Multiple Comparisons With Overdispersed Multinomial Data: Methods, Properties and Application.
Sören Budig, Charlotte Vogel, Frank Schaarschmidt
Abstract
Open AccessOverdispersion, a common issue in clustered multinomial data, can lead to biased standard errors and compromised statistical inference if not adequately addressed. This study describes a comprehensive procedure for constructing multiple comparisons of interest and applying multiplicity adjustments in the analysis of clustered, potentially overdispersed multinomial data. We investigate four quasi-likelihood estimators and the Dirichlet-multinomial model to account for overdispersion. Through a simulation study, we evaluate the performance of these methods under various scenarios, focusing on family-wise error rate, statistical power and coverage probability.

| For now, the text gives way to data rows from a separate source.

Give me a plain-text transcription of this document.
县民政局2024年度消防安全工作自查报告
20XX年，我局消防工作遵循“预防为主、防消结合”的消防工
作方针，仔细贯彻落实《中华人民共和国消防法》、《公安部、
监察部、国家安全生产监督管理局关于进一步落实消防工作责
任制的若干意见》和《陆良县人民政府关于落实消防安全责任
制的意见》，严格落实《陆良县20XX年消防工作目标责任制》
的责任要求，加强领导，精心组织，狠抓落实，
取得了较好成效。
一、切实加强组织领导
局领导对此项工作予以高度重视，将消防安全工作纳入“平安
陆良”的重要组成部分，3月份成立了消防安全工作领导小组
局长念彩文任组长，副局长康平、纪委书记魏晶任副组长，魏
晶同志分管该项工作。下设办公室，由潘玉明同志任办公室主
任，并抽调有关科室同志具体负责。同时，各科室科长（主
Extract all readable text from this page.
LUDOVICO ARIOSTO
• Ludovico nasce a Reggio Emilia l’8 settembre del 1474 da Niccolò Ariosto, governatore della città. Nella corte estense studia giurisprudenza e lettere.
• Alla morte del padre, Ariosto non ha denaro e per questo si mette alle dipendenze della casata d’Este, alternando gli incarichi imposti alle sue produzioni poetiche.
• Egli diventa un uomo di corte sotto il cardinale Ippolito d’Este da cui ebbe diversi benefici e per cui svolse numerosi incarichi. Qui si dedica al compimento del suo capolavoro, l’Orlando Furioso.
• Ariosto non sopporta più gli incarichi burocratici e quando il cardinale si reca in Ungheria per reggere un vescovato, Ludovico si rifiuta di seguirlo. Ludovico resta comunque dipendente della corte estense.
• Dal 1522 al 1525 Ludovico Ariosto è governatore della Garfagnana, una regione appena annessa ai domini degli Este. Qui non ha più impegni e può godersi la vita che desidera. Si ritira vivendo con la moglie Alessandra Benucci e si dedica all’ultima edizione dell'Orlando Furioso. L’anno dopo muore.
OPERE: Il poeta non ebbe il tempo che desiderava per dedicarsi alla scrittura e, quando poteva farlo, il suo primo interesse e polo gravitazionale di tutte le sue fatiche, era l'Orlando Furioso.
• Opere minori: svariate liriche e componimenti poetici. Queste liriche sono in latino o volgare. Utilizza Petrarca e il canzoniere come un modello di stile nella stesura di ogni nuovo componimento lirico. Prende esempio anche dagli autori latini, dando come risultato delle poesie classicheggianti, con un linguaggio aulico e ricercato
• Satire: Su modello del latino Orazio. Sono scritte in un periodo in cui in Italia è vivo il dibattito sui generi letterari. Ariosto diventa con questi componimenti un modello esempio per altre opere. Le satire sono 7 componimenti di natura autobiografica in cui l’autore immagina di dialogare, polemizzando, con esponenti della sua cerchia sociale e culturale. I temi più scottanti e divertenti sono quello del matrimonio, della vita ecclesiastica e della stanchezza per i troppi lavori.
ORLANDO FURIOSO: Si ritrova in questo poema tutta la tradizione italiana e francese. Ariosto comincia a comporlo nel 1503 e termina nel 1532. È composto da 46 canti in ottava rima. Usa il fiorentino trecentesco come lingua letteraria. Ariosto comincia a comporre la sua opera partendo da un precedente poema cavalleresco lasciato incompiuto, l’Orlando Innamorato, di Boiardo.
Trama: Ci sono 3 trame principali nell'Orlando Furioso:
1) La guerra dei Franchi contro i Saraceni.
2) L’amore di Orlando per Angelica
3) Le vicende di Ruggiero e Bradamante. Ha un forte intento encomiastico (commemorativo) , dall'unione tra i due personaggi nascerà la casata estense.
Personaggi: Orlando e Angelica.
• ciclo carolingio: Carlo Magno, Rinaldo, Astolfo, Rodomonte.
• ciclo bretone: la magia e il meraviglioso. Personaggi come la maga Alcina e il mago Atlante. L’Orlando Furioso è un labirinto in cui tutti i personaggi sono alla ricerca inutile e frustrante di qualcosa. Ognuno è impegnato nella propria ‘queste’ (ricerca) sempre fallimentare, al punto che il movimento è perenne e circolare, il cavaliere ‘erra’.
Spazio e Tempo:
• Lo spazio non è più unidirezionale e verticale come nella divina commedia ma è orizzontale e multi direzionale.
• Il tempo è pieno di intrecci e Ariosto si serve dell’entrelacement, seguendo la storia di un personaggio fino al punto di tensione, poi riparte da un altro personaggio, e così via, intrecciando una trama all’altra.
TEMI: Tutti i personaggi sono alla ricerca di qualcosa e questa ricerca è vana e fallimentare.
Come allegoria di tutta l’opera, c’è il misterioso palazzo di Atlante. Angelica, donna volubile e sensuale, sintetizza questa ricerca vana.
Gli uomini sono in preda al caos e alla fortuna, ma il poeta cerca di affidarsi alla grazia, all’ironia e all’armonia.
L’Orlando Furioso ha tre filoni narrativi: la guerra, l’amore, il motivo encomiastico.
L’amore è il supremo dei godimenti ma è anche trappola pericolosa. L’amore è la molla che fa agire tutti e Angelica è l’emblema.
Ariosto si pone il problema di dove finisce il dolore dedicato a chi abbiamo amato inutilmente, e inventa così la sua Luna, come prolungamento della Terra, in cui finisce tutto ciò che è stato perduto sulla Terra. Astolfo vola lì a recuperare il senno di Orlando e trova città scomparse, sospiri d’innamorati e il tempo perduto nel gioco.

Our findings indicate that the Afroz quasi-likelihood estimator is recommended when strict error control is required, whereas the Dirichlet-multinomial model is preferable when high statistical power is desired, albeit with a slightly increased tolerance for false positives. Additionally, we address the challenge of zero-count categories within groups, demonstrating that incorporating pseudo-observations can effectively mitigate associated estimation difficulties. Practical applications to real datasets from toxicology and flow cytometry underscore the robustness and practical utility of these methods.